While that enormous pile of paperwork and the steady stream of emails filling your inbox tell me you don’t have time for that, your eyes - which are slowly glazing over - tell me otherwise.
So, random colleague I smiled at last Tuesday, allow me to brighten your day with my mediocre tales of special fishing spots, scorching heat, scooter-related near-death experiences and bronzed backpackers.
Don’t you want to spend those precious few minutes of your lunch break listening to me ramble instead of consuming that stale, sad lump of bread and luncheon meat in your hand you call a sandwich?
Of course you do! What? Would you rather I sit here and listen to you recount every brain-liquefying detail of your wretched, monotony-streaked work day? No, I didn’t think so.
For those of you who I am yet to randomly grab on the street and deafen with tales of my trip to Agnes Water last week, here is the short version: It was really fun and the fish were biting and the sun was shining and the waters were clear.
I tell you this not for my benefit, but for yours. Legislation dictates that any Australian who has recently returned from a brief period of annual leave must talk about it incessantly without any regard for their co-workers’ spiralling state of melancholy.
“Oh, I do hope he tells us all about that wonderful little cafe by the water”, you are all probably saying as you continue jamming your aching phalanges into your keyboard while imagining stripping naked in a local fountain and screaming at a cop to tase you.
I didn’t go on this holiday for me, you see. I put in the hard yards and packed the car so that I could rub my post card-esque iPhone lock-screen-photo in your face.
“See!

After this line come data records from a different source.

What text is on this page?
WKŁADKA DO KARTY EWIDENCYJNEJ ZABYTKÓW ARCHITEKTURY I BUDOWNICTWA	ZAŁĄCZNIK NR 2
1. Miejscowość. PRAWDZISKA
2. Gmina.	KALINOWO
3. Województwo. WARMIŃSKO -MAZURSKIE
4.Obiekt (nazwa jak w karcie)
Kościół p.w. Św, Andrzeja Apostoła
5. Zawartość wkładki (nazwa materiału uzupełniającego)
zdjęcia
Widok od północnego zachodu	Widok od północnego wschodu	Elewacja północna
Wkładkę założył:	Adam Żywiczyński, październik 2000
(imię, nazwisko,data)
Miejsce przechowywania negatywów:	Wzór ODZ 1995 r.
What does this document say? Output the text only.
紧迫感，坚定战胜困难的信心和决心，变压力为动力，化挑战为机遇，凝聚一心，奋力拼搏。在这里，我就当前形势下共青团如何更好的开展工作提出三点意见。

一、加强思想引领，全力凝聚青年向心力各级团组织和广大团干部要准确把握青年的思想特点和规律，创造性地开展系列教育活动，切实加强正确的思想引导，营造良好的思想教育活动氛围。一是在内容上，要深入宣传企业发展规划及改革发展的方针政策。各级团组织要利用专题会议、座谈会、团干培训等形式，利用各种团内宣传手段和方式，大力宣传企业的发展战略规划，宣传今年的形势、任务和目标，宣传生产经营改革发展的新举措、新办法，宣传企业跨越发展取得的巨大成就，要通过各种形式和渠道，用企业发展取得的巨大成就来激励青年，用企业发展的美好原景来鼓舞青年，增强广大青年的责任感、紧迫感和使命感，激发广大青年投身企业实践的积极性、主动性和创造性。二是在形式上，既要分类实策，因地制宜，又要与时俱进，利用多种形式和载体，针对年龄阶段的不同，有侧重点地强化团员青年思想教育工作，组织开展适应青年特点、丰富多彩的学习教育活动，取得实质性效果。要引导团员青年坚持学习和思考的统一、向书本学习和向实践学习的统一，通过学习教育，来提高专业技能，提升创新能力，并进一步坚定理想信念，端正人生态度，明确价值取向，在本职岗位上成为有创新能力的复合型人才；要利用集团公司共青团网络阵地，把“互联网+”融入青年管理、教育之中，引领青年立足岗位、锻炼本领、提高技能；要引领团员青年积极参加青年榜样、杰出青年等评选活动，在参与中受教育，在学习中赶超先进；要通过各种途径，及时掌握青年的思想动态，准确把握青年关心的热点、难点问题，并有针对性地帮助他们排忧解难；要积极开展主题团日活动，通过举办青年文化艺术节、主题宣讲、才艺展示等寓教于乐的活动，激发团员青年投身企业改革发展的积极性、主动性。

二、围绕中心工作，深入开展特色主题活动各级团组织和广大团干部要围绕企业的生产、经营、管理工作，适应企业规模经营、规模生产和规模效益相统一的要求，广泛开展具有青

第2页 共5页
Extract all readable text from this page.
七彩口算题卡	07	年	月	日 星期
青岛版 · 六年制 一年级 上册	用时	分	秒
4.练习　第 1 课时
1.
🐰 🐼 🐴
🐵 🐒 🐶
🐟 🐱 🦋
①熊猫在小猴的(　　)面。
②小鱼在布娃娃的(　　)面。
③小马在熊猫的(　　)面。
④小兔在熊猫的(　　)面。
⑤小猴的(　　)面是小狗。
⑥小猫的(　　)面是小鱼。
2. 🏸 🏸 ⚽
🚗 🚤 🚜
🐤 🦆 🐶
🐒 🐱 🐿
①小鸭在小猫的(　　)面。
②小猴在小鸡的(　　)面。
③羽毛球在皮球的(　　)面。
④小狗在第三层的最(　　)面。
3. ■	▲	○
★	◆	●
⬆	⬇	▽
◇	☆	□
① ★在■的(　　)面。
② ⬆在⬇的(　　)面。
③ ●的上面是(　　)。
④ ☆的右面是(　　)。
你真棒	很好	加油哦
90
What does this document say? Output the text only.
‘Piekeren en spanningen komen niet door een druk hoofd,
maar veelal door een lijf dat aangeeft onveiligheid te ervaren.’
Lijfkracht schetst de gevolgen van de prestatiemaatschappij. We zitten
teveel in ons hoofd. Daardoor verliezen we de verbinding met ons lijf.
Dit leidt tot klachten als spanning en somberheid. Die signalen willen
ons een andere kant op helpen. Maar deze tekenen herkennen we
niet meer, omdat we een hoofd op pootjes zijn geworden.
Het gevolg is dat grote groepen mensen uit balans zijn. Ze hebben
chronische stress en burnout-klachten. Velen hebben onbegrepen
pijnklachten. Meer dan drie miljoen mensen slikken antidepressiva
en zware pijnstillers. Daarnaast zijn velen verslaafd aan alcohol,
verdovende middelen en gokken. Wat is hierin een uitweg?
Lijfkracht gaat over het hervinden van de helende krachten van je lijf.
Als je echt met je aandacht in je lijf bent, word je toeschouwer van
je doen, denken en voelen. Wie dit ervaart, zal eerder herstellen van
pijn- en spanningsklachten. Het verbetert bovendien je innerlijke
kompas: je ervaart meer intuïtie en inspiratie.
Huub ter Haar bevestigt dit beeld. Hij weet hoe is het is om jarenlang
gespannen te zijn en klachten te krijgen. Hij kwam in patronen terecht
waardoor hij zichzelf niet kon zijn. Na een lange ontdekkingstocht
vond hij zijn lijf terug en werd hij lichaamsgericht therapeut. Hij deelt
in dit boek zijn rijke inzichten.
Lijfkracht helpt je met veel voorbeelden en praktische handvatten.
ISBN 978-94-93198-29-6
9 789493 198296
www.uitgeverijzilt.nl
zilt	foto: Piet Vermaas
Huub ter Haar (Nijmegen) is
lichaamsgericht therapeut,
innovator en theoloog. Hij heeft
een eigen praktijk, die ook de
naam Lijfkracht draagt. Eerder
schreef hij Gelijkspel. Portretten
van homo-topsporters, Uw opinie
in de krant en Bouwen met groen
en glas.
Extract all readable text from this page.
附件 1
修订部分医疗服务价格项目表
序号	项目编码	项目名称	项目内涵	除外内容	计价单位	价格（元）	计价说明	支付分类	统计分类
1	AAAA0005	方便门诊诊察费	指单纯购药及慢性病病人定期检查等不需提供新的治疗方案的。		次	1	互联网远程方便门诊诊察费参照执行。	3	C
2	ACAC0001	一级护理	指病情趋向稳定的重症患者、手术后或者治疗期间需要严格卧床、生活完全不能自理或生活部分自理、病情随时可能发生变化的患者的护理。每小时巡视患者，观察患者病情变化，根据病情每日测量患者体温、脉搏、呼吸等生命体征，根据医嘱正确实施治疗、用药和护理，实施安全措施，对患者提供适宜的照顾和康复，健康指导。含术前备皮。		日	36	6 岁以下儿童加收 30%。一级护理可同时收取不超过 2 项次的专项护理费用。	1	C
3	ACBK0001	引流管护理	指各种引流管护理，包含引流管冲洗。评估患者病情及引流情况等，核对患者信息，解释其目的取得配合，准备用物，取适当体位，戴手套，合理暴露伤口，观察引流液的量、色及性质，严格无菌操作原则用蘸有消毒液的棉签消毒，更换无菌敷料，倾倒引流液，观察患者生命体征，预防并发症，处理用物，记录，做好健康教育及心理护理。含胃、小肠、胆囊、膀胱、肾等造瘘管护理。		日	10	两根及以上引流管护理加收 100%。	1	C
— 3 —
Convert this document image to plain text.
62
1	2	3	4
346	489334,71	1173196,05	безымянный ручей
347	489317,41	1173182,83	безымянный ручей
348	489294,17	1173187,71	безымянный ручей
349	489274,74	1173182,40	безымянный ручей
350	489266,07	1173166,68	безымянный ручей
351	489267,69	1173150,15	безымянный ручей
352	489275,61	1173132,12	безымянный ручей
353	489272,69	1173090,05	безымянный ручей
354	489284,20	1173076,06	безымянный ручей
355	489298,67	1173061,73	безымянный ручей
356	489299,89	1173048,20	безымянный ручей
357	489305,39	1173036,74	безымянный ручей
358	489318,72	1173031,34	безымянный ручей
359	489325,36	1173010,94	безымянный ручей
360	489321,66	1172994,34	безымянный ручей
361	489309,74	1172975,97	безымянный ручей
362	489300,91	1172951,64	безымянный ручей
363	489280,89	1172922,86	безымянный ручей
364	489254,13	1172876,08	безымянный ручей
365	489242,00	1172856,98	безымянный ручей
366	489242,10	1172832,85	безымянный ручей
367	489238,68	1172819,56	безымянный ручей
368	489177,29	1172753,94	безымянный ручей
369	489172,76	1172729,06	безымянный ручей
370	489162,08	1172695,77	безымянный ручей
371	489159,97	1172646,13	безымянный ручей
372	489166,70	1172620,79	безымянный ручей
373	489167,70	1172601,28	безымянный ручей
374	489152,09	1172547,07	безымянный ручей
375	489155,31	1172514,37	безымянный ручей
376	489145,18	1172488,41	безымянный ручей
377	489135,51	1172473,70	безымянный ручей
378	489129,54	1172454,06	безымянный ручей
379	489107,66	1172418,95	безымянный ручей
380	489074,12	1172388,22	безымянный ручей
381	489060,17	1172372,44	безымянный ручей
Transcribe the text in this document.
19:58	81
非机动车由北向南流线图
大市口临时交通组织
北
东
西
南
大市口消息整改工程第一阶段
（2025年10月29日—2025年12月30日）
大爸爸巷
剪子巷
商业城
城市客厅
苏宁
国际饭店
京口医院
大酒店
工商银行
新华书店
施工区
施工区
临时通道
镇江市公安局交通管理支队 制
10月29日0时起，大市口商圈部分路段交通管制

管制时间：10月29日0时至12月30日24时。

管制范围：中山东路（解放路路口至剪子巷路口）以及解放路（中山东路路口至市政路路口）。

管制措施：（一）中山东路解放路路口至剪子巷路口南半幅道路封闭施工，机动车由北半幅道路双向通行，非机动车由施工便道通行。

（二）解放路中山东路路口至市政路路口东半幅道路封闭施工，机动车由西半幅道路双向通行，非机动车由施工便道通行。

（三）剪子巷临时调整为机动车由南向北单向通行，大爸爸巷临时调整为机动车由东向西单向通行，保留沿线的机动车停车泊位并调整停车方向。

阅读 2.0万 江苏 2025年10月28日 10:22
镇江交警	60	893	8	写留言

Look at the size of that coral trout! I was hauling this mythically-proportioned creature onto my boat while you were tapping away at the Jensen report like a chump!”
You’ve also probably noticed that I didn’t shave this morning. Don’t you want to know why? C’mon, ask me! Fine, I’ll tell you, but only because you signalled your interest with that facial tick. It’s because I was so exhausted from swimming in pristine waters and sampling local seafood. Navigating paradise can be really tiring.
Look, I know we’ve all got work to get on with, but the sooner I finish my story about the American tourist who asked me about snakes, the sooner things can get back to normal.
It’s just a formality. If I don’t tell everyone in earshot about my holiday, it never happened.
I might as well have spent the entire week curled up under my desk eating stale LeSnaks and whispering nursery rhymes to myself.
Right now, you look like you want to punch me so hard that I evaporate. Well, I can relate to that. The last time John went away to Broome I couldn’t stop fantasising about pushing him the down stairs for weeks.
I was like, “John, seriously, just shut up about the camel safari already!” But all you have to do is nod politely for 10 or 15 minutes and then I’ll move on to the next person.
Just don’t start telling me about that trip you’ve planned for next month. This is a workplace and I’ve got work to do.